The AI cheerleaders are truly at it, just like the Social Media Cheerleaders were at it around 12-15 years ago. 

(Public Disclosure: I must confess that I was one of these true believers in social media as evidenced by some of my historical blog posts. But that was before Cambridge Analytica; before the Musk hijacking of Twitter; and the entire polarization of our country and the social media-caused epidemic of misinformation.)

But the AI cheerleaders are heavily promoting the technology as the answer to all that ails us in business, education, medicine, and even in religion. Just look at the increasing flood of books with titles like Be an AI-Informed Leader or Engage in AI-Informed Teaching (Confession: Those titles are fictional as far as I know, but just search Amazon, and you'll find some similar titles.) The problem with such literature, just about every one of these titles are more about promoting someone's career through the promotion of AI and not really about improving education or business or leadership. AI just hasn't been around long enough to make any assertions about its efficaciousness. To suggest that it has any answers to our problems is simply to premature.

The problem with this AI hype is that those who engage in it have huge incentives to promote it and ignore its limitations. We did the same with social media. It was a means to make money and make careers and become a keynote speaker, and the same is happening with the AI hype.

Let's remind ourselves the first letter of AI is "artificial." It means "made or produced by human beings rather than occurring naturally, especially as a copy of something natural." This means it is a product of human beings, made due to all kinds of motivations, both benevolent and malevolent. It did not have to develop.

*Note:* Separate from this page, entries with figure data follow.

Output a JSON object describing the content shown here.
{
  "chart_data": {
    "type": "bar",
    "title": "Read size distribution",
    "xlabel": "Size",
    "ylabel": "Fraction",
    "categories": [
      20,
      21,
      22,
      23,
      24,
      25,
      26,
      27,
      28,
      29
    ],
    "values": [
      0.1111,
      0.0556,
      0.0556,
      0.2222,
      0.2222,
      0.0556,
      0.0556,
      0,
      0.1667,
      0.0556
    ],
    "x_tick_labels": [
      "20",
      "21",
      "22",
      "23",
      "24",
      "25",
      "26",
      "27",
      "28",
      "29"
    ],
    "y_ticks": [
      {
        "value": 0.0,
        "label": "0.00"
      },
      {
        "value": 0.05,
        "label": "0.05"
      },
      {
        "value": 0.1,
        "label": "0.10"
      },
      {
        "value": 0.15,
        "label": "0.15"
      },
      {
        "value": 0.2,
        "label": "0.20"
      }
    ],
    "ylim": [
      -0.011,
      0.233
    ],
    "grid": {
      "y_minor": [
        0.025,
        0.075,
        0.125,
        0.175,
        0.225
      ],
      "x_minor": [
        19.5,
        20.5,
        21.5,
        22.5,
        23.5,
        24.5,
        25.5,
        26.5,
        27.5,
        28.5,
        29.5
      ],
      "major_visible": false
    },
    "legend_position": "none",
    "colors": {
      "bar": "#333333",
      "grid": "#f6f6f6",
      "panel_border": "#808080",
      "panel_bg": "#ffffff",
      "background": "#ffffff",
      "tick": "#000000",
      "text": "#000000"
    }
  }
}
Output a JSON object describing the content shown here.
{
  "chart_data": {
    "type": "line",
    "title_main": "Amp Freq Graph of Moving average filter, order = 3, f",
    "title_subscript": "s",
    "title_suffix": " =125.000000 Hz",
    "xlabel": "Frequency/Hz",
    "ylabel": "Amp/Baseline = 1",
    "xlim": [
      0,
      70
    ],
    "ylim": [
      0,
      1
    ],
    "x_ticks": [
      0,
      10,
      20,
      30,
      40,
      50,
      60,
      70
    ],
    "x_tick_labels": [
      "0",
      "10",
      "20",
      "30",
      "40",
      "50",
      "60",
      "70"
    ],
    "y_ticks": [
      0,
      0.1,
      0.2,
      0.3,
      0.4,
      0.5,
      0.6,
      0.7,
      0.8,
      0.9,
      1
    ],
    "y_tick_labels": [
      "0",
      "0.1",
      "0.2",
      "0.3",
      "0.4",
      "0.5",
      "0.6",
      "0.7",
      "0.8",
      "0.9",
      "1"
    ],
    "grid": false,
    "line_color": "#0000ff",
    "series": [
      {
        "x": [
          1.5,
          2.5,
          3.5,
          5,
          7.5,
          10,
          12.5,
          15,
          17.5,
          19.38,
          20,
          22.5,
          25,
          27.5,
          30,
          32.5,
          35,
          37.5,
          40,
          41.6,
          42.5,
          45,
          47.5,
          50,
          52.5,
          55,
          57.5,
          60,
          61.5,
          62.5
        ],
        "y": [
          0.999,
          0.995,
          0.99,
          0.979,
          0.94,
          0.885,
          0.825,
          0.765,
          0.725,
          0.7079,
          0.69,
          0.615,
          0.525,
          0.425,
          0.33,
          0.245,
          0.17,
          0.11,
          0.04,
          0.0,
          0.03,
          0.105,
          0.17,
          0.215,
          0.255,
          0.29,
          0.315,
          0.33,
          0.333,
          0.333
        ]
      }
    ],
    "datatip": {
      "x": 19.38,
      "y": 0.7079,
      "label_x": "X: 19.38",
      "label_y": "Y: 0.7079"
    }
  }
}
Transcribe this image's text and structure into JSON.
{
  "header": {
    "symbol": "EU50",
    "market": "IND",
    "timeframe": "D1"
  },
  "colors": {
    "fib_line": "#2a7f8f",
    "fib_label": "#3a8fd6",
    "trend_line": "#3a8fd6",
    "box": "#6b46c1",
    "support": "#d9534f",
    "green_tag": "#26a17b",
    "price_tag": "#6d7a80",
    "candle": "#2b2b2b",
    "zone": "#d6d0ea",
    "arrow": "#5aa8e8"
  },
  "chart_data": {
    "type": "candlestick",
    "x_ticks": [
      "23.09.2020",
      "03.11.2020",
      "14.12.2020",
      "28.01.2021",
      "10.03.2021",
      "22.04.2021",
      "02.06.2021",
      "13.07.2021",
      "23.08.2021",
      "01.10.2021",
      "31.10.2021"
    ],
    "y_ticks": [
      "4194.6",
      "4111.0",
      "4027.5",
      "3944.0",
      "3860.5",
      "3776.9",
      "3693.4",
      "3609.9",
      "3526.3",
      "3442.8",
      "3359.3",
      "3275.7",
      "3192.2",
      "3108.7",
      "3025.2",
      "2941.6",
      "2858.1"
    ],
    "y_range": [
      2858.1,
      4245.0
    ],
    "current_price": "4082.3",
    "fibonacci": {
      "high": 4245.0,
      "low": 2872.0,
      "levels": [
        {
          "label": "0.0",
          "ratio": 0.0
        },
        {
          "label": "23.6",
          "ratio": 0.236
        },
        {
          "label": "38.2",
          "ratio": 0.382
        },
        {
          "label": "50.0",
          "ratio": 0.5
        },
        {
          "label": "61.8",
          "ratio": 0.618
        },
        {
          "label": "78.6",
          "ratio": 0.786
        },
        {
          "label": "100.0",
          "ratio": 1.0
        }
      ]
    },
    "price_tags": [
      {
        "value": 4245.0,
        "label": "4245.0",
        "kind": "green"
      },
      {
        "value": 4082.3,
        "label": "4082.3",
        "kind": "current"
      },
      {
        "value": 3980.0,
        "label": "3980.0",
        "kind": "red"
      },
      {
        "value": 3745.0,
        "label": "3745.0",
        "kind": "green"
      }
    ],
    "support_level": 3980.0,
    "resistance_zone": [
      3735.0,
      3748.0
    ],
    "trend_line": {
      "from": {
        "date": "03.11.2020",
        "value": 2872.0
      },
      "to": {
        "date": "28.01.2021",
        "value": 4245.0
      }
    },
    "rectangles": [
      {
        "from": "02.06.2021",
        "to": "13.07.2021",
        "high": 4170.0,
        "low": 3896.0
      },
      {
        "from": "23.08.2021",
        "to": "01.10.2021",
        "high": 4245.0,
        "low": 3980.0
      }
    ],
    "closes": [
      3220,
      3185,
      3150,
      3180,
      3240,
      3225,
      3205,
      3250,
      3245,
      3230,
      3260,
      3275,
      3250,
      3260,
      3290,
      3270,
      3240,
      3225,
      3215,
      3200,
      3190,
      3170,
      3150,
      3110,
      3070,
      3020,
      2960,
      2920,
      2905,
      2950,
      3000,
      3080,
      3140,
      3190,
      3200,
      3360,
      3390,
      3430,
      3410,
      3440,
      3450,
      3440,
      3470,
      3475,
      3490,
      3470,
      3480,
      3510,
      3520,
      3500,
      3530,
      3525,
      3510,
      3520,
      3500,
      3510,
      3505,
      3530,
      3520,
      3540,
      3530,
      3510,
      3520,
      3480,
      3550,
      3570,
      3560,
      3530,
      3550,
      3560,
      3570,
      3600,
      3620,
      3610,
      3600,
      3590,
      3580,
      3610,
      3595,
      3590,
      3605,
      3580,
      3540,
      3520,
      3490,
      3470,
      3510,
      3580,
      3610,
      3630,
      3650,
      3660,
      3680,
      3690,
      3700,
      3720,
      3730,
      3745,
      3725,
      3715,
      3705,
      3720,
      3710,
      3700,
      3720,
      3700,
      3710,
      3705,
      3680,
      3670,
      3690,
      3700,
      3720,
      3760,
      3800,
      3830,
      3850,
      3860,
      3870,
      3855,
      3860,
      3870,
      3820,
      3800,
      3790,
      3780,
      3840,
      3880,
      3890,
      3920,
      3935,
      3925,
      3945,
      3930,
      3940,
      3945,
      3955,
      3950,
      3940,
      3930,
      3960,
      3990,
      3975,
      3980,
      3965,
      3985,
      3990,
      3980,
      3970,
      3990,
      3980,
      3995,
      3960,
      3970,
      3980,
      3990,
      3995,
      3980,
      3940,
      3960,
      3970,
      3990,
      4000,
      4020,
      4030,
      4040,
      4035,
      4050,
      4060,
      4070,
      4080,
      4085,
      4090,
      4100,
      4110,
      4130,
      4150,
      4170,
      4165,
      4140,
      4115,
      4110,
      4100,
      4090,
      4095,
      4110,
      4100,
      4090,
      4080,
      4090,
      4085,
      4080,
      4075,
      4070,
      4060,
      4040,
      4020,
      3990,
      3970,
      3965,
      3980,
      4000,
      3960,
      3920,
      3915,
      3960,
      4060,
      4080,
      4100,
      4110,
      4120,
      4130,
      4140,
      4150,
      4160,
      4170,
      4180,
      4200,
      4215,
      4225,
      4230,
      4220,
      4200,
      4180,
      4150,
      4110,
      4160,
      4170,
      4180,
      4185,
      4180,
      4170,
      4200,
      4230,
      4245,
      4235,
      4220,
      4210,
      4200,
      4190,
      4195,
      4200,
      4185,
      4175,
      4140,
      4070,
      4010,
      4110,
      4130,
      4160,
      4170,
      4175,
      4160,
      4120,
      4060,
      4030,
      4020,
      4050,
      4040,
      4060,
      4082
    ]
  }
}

It has come to exist because individuals with all kinds of interests, including economic, have developed it and continue to work on it. To add to this mess, our human record with all things "artificial" is not good. Can you remember our foray into artificial sweetners? We were able to sweeten our coffee and manage to give ourselves cancer in the process. I don't have the space here to capture all the environmental damage we have wrought in the pursuit of "artificial solutions" to our worldly problems, but we have climate change as our just desserts.

But the first letter of AI stands for artificial. Then there's that problematic second word: "intelligence." We once tried to measure it, as if it were an actual something inside us. Now, if it exists, there is no agreement as to what it is. So, humankind has embarked on the pursuit of something that is called "artificial" and we don't even know that it is that we are making artificial. That seems a real recipe for either a trip down a rabbit hole of no return, or at its worse, the creation of something that has consequences for which we won't know until we find ourselves in the same kind of dystopian world wrought by social media.

Understand that I am user of technology in both personal and professional life as evidence by my presence here. What I want to counter is the immediate hype that the AI cheerleaders are engaged in. As a sober educational leader, I want to question any myths that AI is inevitable, and I have no choice but use it. My use of AI is not inevitable. I can refuse my participation. Can AI do that? If it ever can, it would probably declare humans as hopeless dupes and turn itself off.